It’s a common question among many, especially those with insurance policies in the obamacare marketplace: Is the BCBS Horizon Omnia in NJ just a fancy name for Obamacare Marketplace Insurance? Here are some things you should know about the answer.
OMNIA plans are not sold to Medicare beneficiaries
Horizon Blue Cross Blue Shield of New Jersey (Horizon) is one of the largest health insurance companies in the state of New Jersey. It offers individual and family coverage plans, prescription drugs, dental plans and worker compensation. With a rating of “A” from Standard and Poor’s, Horizon has earned the “Brand Excellence for Innovation” award from the Blue Cross Blue Shield Association.
OMNIA is a tiered health plan developed by Horizon. The plan is designed to steer customers toward providers in the preferred tier. This results in lower deductibles and copays if consumers use a Tier 1 provider. However, this strategy also puts hospitals serving the poor at a disadvantage.
After the Omnia plan was introduced, Horizon reported a 450,000-member gain in the third year. But the plan’s structure is expected to continue to harm some hospitals and lawmakers in the long run.
The OMNIA plan is available through employers, state employees, and individuals who buy their own insurance. It offers three different plans – bronze, silver and gold. Bronze plans offer the smallest premiums, but require the most out-of-pocket costs. Silver plans pay 70% of covered medical expenses, and gold plans pay less than 30% out-of-pocket costs.
The Omnia plan was created in response to the high costs of health care in New Jersey. Insurance premiums in the state have been climbing at a slower rate than the national average. In response, Horizon has said that OMNIA will help it deliver on its goal of lowering the cost of healthcare in New Jersey.
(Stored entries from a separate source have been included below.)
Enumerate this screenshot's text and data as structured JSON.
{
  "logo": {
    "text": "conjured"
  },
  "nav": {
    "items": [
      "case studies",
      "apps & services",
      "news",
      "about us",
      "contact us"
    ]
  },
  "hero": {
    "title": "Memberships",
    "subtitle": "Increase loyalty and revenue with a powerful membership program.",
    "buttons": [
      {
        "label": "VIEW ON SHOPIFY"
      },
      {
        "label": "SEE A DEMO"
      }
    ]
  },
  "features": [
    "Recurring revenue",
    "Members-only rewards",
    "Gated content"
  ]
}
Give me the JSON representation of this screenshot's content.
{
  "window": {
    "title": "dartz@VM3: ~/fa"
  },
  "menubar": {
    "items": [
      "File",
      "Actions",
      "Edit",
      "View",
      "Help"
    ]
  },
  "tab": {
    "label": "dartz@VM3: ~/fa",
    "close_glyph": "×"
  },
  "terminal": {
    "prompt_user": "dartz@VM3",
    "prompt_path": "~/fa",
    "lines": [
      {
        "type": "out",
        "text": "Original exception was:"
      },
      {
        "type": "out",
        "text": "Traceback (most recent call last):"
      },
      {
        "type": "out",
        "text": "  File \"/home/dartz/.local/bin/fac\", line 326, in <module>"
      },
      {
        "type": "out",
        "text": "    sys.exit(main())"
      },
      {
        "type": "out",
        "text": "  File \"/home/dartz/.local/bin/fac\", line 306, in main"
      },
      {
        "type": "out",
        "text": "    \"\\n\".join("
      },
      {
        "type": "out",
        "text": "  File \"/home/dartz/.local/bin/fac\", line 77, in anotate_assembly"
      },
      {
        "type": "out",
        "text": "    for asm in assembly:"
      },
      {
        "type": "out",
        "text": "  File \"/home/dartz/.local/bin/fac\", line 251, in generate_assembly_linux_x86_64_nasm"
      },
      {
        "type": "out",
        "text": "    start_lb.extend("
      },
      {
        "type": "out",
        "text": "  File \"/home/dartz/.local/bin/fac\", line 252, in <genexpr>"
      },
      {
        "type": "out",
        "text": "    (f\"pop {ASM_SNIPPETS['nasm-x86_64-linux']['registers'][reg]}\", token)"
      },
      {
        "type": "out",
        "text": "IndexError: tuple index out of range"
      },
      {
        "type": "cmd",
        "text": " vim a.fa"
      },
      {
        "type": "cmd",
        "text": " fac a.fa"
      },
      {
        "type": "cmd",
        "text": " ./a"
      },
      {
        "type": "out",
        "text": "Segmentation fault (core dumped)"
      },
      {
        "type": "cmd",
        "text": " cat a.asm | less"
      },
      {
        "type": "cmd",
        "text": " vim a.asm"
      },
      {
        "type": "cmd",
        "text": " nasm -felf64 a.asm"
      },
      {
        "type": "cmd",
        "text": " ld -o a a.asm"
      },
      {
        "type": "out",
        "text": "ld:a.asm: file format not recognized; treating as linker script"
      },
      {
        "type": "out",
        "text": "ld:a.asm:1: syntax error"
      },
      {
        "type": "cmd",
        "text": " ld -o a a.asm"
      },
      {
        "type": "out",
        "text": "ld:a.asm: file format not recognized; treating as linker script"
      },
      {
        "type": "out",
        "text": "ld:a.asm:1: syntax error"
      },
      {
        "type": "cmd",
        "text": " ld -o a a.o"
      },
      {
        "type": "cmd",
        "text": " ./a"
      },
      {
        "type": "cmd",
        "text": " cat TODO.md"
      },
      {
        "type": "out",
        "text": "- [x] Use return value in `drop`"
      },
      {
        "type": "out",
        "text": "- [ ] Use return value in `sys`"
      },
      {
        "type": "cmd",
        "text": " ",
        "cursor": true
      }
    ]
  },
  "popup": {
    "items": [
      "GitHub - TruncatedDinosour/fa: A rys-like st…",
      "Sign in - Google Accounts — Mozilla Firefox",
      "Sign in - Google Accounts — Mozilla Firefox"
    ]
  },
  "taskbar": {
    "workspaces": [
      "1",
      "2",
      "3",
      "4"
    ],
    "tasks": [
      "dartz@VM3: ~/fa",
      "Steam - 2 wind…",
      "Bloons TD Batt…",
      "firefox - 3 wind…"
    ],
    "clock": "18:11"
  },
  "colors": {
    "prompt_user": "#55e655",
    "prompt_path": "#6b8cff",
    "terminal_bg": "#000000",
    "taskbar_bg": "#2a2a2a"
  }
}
Premiums increased by just 2 percent for a 40-year-old non-smoker
The new Horizon BCBSNJ health insurance offering is just a fancy name for Obamacare marketplace insurance. As a result, the insurance premiums in New Jersey are on the rise. However, unlike most states, it is not the only insurer in the area. There are half a dozen other insurers competing for business in New Jersey.
To make matters worse, Christie has shown little interest in the ACA. He vetoed a bill to create a state-run health insurance exchange in 2012. Similarly, he vetoed a bill to expand Medicaid. His hands-off approach to the ACA has left the heavy lifting to health insurance brokers and navigators. This, paired with his decision to sign off on the smallest possible budget, has had a negative impact on New Jersey’s economy.
When the news broke that Horizon BCBSNJ had made a splashy announcement, New Jersey’s hospitals were quick to make their voices heard. Two of the biggest hospital systems in the state – Hackensack University Medical Center and Saint Barnabas Medical Center – demanded explanations. One system, Holy Name Hospital, announced that it had settled a lawsuit brought by Horizon. Among other things, the hospital would be paid more by Horizon for patients.
While it is no secret that Horizon BCBSNJ is the largest insurer in New Jersey, it has been slow to roll out innovations. In early 2017, the company reported 238,000 people enrolled in OMNIA plans.
Lawsuits against OMNIA
Horizon is New Jersey’s largest health insurer. It also administers public health plans for about 800,000 government workers. However, it recently came under fire for premium increases over 20 percent. Now, a group of hospitals has filed suit against Horizon. Specifically, they claim that Horizon illegally excluded them from its discounted insurance plans.
They argue that Horizon’s choice of the largest hospital systems instead of the smallest was an unfair process. And they argue that the process used to approve the OMNIA plan violated the terms of network agreements.
The suit aims to cast Horizon as Goliath. It claims that Horizon failed to provide the plaintiffs with sufficient advance notice of its new network. Moreover, Horizon allegedly improperly marketed its tier 1 hospitals as better than its tier 2 hospitals.
The plaintiffs commissioned anti-OMNIA billboards across northern New Jersey. They also allege that Horizon violated agreements by failing to give the plaintiffs 60 days’ advance notice of its OMNIA plan. Despite the lawsuit, the company remains committed to its tiered health plan and hopes to prevail on the merits.
Horizon’s tiered plan includes a new product called OMNIA Health Alliance. This new product was born out of Horizon’s desire to lower the cost of healthcare in New Jersey.
According to Horizon, the OMNIA Health Alliance was conceived as a way to improve patient care. In early September, Horizon announced that it would form a partnership with six other health systems.